You may be wondering how someone without a bank account or credit card can shop online and use their phone to pay bills, because if you're like me, your credit card and bank account are your most important financial tools. Well, in addition to money transfer services like Tagattitude, there are several other possibilities:
1. Operator Billing ("one-click billing")
Consumers use their phones to make a purchase and the charges either show up on their monthly bill or are deducted from a pre-paid account.
2. Pre-Paid Cards
Most of us are accustomed to taking out a credit card to pay for stuff when we shop. Stored value cards function in the same way, except there are no bills to pay at the end of the month. Many banks now sell pre-paid cards as do supermarkets and convenience stores.
From a consumer perspective, the cards are really like cash and money can easily be transferred from one mobile to another. At least 10% of the UnderBanked are using pre-paid cards to buy things with their phones. It's worth noting that a lot of consumers are also using airtime and phone credits now as a store of money, rather than for voice and data.

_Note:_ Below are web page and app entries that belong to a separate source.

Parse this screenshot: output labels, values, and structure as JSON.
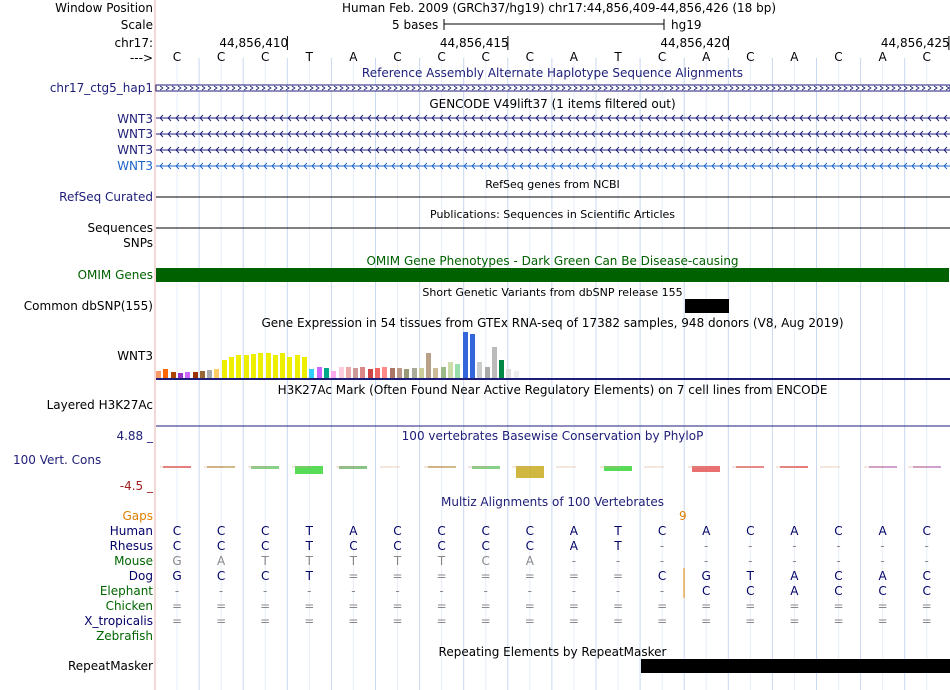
{
  "header": {
    "window_position_label": "Window Position",
    "window_position_value": "Human Feb. 2009 (GRCh37/hg19)   chr17:44,856,409-44,856,426 (18 bp)",
    "scale_label": "Scale",
    "scale_bar_text": "5 bases",
    "scale_assembly": "hg19",
    "chrom_label": "chr17:",
    "strand_label": "--->",
    "coordinate_ticks": [
      "44,856,410",
      "44,856,415",
      "44,856,420",
      "44,856,425"
    ],
    "reference_bases": [
      "C",
      "C",
      "C",
      "T",
      "A",
      "C",
      "C",
      "C",
      "C",
      "A",
      "T",
      "C",
      "A",
      "C",
      "A",
      "C",
      "A",
      "C"
    ]
  },
  "tracks": {
    "alt_haplotype": {
      "title": "Reference Assembly Alternate Haplotype Sequence Alignments",
      "item": "chr17_ctg5_hap1"
    },
    "gencode": {
      "title": "GENCODE V49lift37 (1 items filtered out)",
      "items": [
        "WNT3",
        "WNT3",
        "WNT3",
        "WNT3"
      ]
    },
    "refseq": {
      "label": "RefSeq Curated",
      "title": "RefSeq genes from NCBI"
    },
    "publications": {
      "title": "Publications: Sequences in Scientific Articles",
      "label": "Sequences"
    },
    "snps": {
      "label": "SNPs"
    },
    "omim": {
      "label": "OMIM Genes",
      "title": "OMIM Gene Phenotypes - Dark Green Can Be Disease-causing",
      "color": "#006100"
    },
    "dbsnp": {
      "label": "Common dbSNP(155)",
      "title": "Short Genetic Variants from dbSNP release 155"
    },
    "gtex": {
      "label": "WNT3",
      "title": "Gene Expression in 54 tissues from GTEx RNA-seq of 17382 samples, 948 donors (V8, Aug 2019)",
      "bars": [
        {
          "v": 0.15,
          "c": "#ff9966"
        },
        {
          "v": 0.2,
          "c": "#ff6600"
        },
        {
          "v": 0.12,
          "c": "#ab4500"
        },
        {
          "v": 0.1,
          "c": "#9933cc"
        },
        {
          "v": 0.13,
          "c": "#cc66ff"
        },
        {
          "v": 0.12,
          "c": "#993300"
        },
        {
          "v": 0.15,
          "c": "#996633"
        },
        {
          "v": 0.18,
          "c": "#aaaaaa"
        },
        {
          "v": 0.2,
          "c": "#ffcc66"
        },
        {
          "v": 0.4,
          "c": "#eeee00"
        },
        {
          "v": 0.45,
          "c": "#eeee00"
        },
        {
          "v": 0.5,
          "c": "#eeee00"
        },
        {
          "v": 0.5,
          "c": "#eeee00"
        },
        {
          "v": 0.53,
          "c": "#eeee00"
        },
        {
          "v": 0.55,
          "c": "#eeee00"
        },
        {
          "v": 0.55,
          "c": "#eeee00"
        },
        {
          "v": 0.5,
          "c": "#eeee00"
        },
        {
          "v": 0.55,
          "c": "#eeee00"
        },
        {
          "v": 0.45,
          "c": "#eeee00"
        },
        {
          "v": 0.5,
          "c": "#eeee00"
        },
        {
          "v": 0.45,
          "c": "#eeee00"
        },
        {
          "v": 0.2,
          "c": "#33ccff"
        },
        {
          "v": 0.25,
          "c": "#cc66ff"
        },
        {
          "v": 0.22,
          "c": "#00aa88"
        },
        {
          "v": 0.15,
          "c": "#ffaaee"
        },
        {
          "v": 0.25,
          "c": "#ffccdd"
        },
        {
          "v": 0.25,
          "c": "#eeaaaa"
        },
        {
          "v": 0.22,
          "c": "#cc9999"
        },
        {
          "v": 0.25,
          "c": "#dd8888"
        },
        {
          "v": 0.2,
          "c": "#cc4444"
        },
        {
          "v": 0.22,
          "c": "#ee6666"
        },
        {
          "v": 0.25,
          "c": "#ff8888"
        },
        {
          "v": 0.22,
          "c": "#aa7766"
        },
        {
          "v": 0.22,
          "c": "#bb9988"
        },
        {
          "v": 0.2,
          "c": "#999977"
        },
        {
          "v": 0.22,
          "c": "#aaaa99"
        },
        {
          "v": 0.22,
          "c": "#cccc99"
        },
        {
          "v": 0.55,
          "c": "#bba088"
        },
        {
          "v": 0.22,
          "c": "#ccbb99"
        },
        {
          "v": 0.25,
          "c": "#99bb88"
        },
        {
          "v": 0.35,
          "c": "#ccddaa"
        },
        {
          "v": 0.3,
          "c": "#99ddaa"
        },
        {
          "v": 1.0,
          "c": "#3366dd"
        },
        {
          "v": 0.95,
          "c": "#3366dd"
        },
        {
          "v": 0.35,
          "c": "#cccccc"
        },
        {
          "v": 0.25,
          "c": "#aaaaaa"
        },
        {
          "v": 0.68,
          "c": "#bbbbbb"
        },
        {
          "v": 0.4,
          "c": "#008844"
        },
        {
          "v": 0.2,
          "c": "#dddddd"
        },
        {
          "v": 0.15,
          "c": "#eeeeee"
        }
      ]
    },
    "h3k27ac": {
      "label": "Layered H3K27Ac",
      "title": "H3K27Ac Mark (Often Found Near Active Regulatory Elements) on 7 cell lines from ENCODE"
    },
    "conservation": {
      "label": "100 Vert. Cons",
      "title": "100 vertebrates Basewise Conservation by PhyloP",
      "ymax": "4.88 _",
      "ymin": "-4.5 _"
    },
    "multiz": {
      "title": "Multiz Alignments of 100 Vertebrates",
      "gaps_label": "Gaps",
      "gap_count": "9",
      "species": [
        {
          "name": "Human",
          "color": "#000066",
          "bases": [
            "C",
            "C",
            "C",
            "T",
            "A",
            "C",
            "C",
            "C",
            "C",
            "A",
            "T",
            "C",
            "A",
            "C",
            "A",
            "C",
            "A",
            "C"
          ]
        },
        {
          "name": "Rhesus",
          "color": "#000066",
          "bases": [
            "C",
            "C",
            "C",
            "T",
            "C",
            "C",
            "C",
            "C",
            "C",
            "A",
            "T",
            "-",
            "-",
            "-",
            "-",
            "-",
            "-",
            "-"
          ]
        },
        {
          "name": "Mouse",
          "color": "#006600",
          "bases": [
            "G",
            "A",
            "T",
            "T",
            "T",
            "T",
            "T",
            "C",
            "A",
            "-",
            "-",
            "-",
            "-",
            "-",
            "-",
            "-",
            "-",
            "-"
          ]
        },
        {
          "name": "Dog",
          "color": "#000066",
          "bases": [
            "G",
            "C",
            "C",
            "T",
            "=",
            "=",
            "=",
            "=",
            "=",
            "=",
            "=",
            "C",
            "G",
            "T",
            "A",
            "C",
            "A",
            "C"
          ]
        },
        {
          "name": "Elephant",
          "color": "#006600",
          "bases": [
            "-",
            "-",
            "-",
            "-",
            "-",
            "-",
            "-",
            "-",
            "-",
            "-",
            "-",
            "-",
            "C",
            "C",
            "A",
            "C",
            "C",
            "C"
          ]
        },
        {
          "name": "Chicken",
          "color": "#006600",
          "bases": [
            "=",
            "=",
            "=",
            "=",
            "=",
            "=",
            "=",
            "=",
            "=",
            "=",
            "=",
            "=",
            "=",
            "=",
            "=",
            "=",
            "=",
            "="
          ]
        },
        {
          "name": "X_tropicalis",
          "color": "#000066",
          "bases": [
            "=",
            "=",
            "=",
            "=",
            "=",
            "=",
            "=",
            "=",
            "=",
            "=",
            "=",
            "=",
            "=",
            "=",
            "=",
            "=",
            "=",
            "="
          ]
        },
        {
          "name": "Zebrafish",
          "color": "#006600",
          "bases": []
        }
      ]
    },
    "repeatmasker": {
      "label": "RepeatMasker",
      "title": "Repeating Elements by RepeatMasker"
    }
  },
  "colors": {
    "navy": "#1d1d78",
    "link_blue": "#1e3cc8",
    "omim_green": "#006100",
    "gaps_orange": "#e08000",
    "cons_red": "#a02020"
  }
}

Mobile content providers – from ringtone vendors to game-makers – use premium SMS to charge consumers. You might also recognise this payment method from American Idol and other media contests, where viewers vote via SMS for their favourite contestant.
Opportunities
A large portion of the UnderBanked, some forty percent, consciously choose not to have a bank account because the services are not convenient or too expensive. Yet the men and women in this market segment clearly show a demand for financial services:
- Nearly one in three UnderBanked consumers need fast cheque cashing services.
- One in two could use small loans.
- And 37% would like to start a bank account to save money for the future.
Now you might think the UnderBanked pose a credit risk. Grameen Bank and other microloan groups will tell you differently.
The UnderBanked constitute a commercially viable market segment. And as handset and data prices continue to drop, you can count on them to increasingly use smartphones for shopping and as a financial tool.